Bagli is a town and a nagar panchayat in the Malwa region of Dewas district  in the state of Madhya Pradesh, India. Bagli is around  from Dewas.

Demographics
As of the 2011 Census of India, Bagli had a population of 10,310. Males constitute 51% of the population and females 49%. Bagli has an average literacy rate of 79.94%, higher than state average of 69.32%. Male literacy is around 87.86% while female literacy rate is 71.63%.

Geography
One of the most important rivers of MP & Rajasthan, Kali Sindh, flows through the south of the town.

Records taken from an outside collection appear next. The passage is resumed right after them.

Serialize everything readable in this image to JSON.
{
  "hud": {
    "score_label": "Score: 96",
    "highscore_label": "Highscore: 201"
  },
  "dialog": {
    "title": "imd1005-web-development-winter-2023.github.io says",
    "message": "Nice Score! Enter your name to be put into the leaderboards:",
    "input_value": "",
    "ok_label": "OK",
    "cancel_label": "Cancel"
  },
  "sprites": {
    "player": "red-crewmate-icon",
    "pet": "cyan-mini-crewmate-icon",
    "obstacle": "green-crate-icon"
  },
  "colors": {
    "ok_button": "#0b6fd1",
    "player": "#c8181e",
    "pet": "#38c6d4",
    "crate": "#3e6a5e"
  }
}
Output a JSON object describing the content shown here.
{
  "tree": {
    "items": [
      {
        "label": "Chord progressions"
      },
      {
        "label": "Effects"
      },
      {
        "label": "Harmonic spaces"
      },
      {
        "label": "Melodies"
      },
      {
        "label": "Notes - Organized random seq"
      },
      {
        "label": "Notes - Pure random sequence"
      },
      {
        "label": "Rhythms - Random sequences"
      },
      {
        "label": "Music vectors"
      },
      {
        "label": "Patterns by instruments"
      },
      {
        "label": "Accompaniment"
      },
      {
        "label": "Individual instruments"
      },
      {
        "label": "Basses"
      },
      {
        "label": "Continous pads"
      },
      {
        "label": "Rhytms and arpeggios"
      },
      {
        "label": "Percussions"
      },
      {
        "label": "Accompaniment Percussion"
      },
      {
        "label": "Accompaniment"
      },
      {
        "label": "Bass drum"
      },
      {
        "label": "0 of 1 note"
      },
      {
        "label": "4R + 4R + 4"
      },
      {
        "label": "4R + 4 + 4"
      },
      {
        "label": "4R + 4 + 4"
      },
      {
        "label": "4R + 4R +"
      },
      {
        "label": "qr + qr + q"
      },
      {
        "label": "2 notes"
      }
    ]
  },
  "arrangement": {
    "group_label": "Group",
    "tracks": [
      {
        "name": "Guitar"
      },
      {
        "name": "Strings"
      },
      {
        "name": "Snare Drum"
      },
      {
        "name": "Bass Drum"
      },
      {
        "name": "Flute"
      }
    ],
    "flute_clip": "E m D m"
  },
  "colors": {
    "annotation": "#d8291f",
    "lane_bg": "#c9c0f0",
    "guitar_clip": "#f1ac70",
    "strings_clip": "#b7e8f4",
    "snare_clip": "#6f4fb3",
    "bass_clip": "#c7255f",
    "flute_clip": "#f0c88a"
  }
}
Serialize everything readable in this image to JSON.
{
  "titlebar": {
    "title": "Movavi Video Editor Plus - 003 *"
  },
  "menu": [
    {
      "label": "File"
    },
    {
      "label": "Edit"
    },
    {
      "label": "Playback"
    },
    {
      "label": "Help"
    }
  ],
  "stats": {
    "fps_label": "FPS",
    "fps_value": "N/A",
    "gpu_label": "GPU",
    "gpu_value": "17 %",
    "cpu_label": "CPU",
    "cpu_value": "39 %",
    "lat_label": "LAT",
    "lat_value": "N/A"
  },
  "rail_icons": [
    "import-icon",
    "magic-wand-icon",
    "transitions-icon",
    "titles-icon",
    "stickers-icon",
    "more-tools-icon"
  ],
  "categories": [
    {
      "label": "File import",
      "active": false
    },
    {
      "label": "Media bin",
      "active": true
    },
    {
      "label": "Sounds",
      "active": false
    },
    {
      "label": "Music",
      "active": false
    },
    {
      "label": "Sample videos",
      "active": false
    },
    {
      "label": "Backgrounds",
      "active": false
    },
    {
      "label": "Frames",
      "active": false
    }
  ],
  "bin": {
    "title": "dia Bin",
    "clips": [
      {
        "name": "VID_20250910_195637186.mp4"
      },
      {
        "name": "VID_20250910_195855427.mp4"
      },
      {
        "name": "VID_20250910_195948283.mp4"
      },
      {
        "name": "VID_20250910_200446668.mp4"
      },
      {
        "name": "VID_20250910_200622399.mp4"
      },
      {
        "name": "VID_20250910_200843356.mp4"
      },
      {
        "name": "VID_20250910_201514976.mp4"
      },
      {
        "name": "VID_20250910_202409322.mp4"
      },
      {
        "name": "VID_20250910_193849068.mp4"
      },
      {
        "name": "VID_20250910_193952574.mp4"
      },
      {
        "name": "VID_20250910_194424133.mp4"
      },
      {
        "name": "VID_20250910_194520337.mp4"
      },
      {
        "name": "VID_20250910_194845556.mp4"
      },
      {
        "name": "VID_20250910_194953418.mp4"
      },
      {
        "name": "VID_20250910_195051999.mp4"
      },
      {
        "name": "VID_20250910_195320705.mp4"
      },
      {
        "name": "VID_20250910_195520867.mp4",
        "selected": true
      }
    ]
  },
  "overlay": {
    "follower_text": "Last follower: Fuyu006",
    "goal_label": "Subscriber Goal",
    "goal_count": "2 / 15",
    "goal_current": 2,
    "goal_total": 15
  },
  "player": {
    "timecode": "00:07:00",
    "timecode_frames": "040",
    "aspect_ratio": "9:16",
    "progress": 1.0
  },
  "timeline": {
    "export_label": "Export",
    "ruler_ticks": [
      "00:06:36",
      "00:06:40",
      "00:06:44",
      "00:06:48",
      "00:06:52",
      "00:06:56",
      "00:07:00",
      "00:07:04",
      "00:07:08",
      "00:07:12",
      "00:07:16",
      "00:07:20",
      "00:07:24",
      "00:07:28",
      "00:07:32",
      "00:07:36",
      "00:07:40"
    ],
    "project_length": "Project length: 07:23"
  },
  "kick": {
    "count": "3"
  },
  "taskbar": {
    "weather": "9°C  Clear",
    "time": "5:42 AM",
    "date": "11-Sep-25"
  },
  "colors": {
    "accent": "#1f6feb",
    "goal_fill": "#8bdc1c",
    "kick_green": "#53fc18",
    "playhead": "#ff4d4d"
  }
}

It is the largest tehsil of Dewas district. Parts of Vindhya Range are seen in and around Bagli.

Religion
The Hindu temple of Jata-Shankar dedicated to Lord Shiva is located at the outskirts of the city. People from all over the state visit this religious site.

History
The name "Bagli" comes from the Hindi word "Bagh", meaning "tiger". In the years after the 1857 revolt in  India, it was merged with the Gwalior state. Bagli was one of the petty  states under the Indore  agency. It is situated 36 miles to the east of Indore. The chiefs of Bagli belong to the Jodhpur family of Rathore Rajputs, the state was founded by Thakor ur Gokul Das who was originally and subsequently an adherent of both Malhar Rao Holkar and Ranoji Scindia. Thakor Gokul Das had four sons - Beri Sal, Bharat Singh, Sher Singh and Salam Singh of whom Salam Singh was in position of Bagli state on the occasion of the settlement of Malwa by Sir John Malcolm in 1819 AD. Salam Singh was successfully followed by his son and grandson Bhim Singh and Kishore Singh respectively. Then, later at his death left his second son incharge of the estate. Thakor Raghunath Singh grandson of Kishore Singh who followed him, died suddenly in the year 1896 AD and was succeeded by his son Thakor Ranjit Singh. The chief had received his education at Daly College, Indore. The installation ceremony of the chief was performed by Captain LS Newmarch, who was the first assistant to the agent of the Governor General in India. 1897 AD since that time Raja Ranjit Singh had been conducting the affairs of his estate.  Raja Sajjan Singh younger brother of Raja Ranjit Singh succeeded him till the eve of independence.

Language
The most spoken language of Bagli is Malwi, a local dialect spoken in Malwa region of Madhya Pradesh.